Equity releases are becoming an increasingly popular way to unlock money from your home without having to sell. But what happens to your equity release plan when you die?
Equity Release: What is it?
Equity releases allow you to unlock some of the money in your property by offering you a loan of up to 60% of the value of your property.
When Can I apply for Equity
Typically you can apply for equity releases once you are over the age of 55. However, the earlier you try to unlock equity from your home, the more it will cost in the long run due to interest on the loan. There are some equity release loans that allow you to make voluntary payments towards the balance. Normally you can pay up to 10% of the initial mortgage balance to help keep the loan under control.
How much can I unlock?
This will depend a lot on your age, your life expectancy, and the value of your property. As we mention above, it can be as much as 60% of the value of your property.
Does the money come with conditions?
Only one – any mortgage on the property must be settled using the equity release. After that, once you have unlocked the equity, it is yours to do with as you please.
Will my spouse be able to live in our home when I die under equity release?

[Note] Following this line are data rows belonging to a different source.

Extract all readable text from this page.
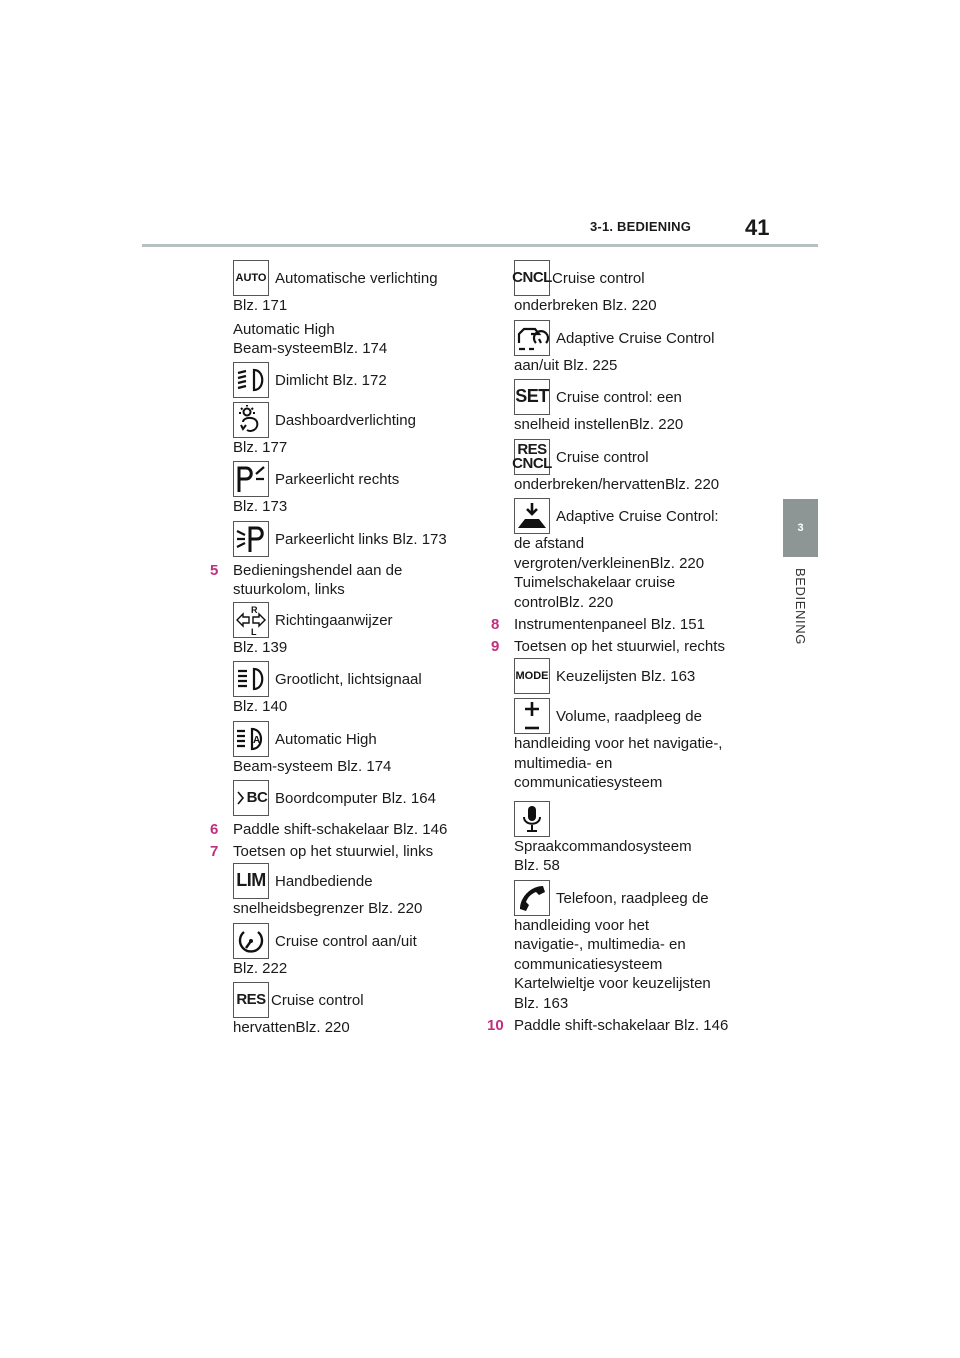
3-1. BEDIENING 41
3
BEDIENING
AUTO Automatische verlichting
Blz. 171
Automatic High
Beam-systeemBlz. 174
Dimlicht Blz. 172
Dashboardverlichting
Blz. 177
Parkeerlicht rechts
Blz. 173
Parkeerlicht links Blz. 173
5 Bedieningshendel aan de
stuurkolom, links
R
L
Richtingaanwijzer
Blz. 139
Grootlicht, lichtsignaal
Blz. 140
A Automatic High
Beam-systeem Blz. 174
BC Boordcomputer Blz. 164
6 Paddle shift-schakelaar Blz. 146
7 Toetsen op het stuurwiel, links
LIM Handbediende
snelheidsbegrenzer Blz. 220
Cruise control aan/uit
Blz. 222
RES Cruise control
hervattenBlz. 220
CNCL Cruise control
onderbreken Blz. 220
Adaptive Cruise Control
aan/uit Blz. 225
SET Cruise control: een
snelheid instellenBlz. 220
RES
CNCL Cruise control
onderbreken/hervattenBlz. 220
Adaptive Cruise Control:
de afstand
vergroten/verkleinenBlz. 220
Tuimelschakelaar cruise
controlBlz. 220
8 Instrumentenpaneel Blz. 151
9 Toetsen op het stuurwiel, rechts
MODE Keuzelijsten Blz. 163
Volume, raadpleeg de
handleiding voor het navigatie-,
multimedia- en
communicatiesysteem
Spraakcommandosysteem
Blz. 58
Telefoon, raadpleeg de
handleiding voor het
navigatie-, multimedia- en
communicatiesysteem
Kartelwieltje voor keuzelijsten
Blz. 163
10 Paddle shift-schakelaar Blz. 146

If the mortgage on your home was in both of your names, then your spouse will be able to stay in your home once you’ve passed away. If it is not, then your spouse will have to sell the property to repay the equity releases once you’ve died. This is a situation where an executor may consider paying off the balance of the equity releases with funds from the estate instead of selling the property.
What Normally happens when you die
Usually, when someone dies, the home is sold and the money that remains after paying off the estate agent, the solicitor, is then used to pay off the equity release loan. Anything that remains after that is put with the rest of the estate and settled as per the will.
However, if there is enough money in the estate to pay off the equity release loan without selling the house, the executor may choose to pay off the balance of the equity release loan and keep the property as an asset for the estate.
This will depend on the type of equity release you have opted for. Some equity release schemes will take the property upon your death regardless of whether the loan can be repaid or not.
Most equity release schemes also offer a guarantee against negative equity. This means that those who inherit your estate won’t have to pay back more than the value of your home.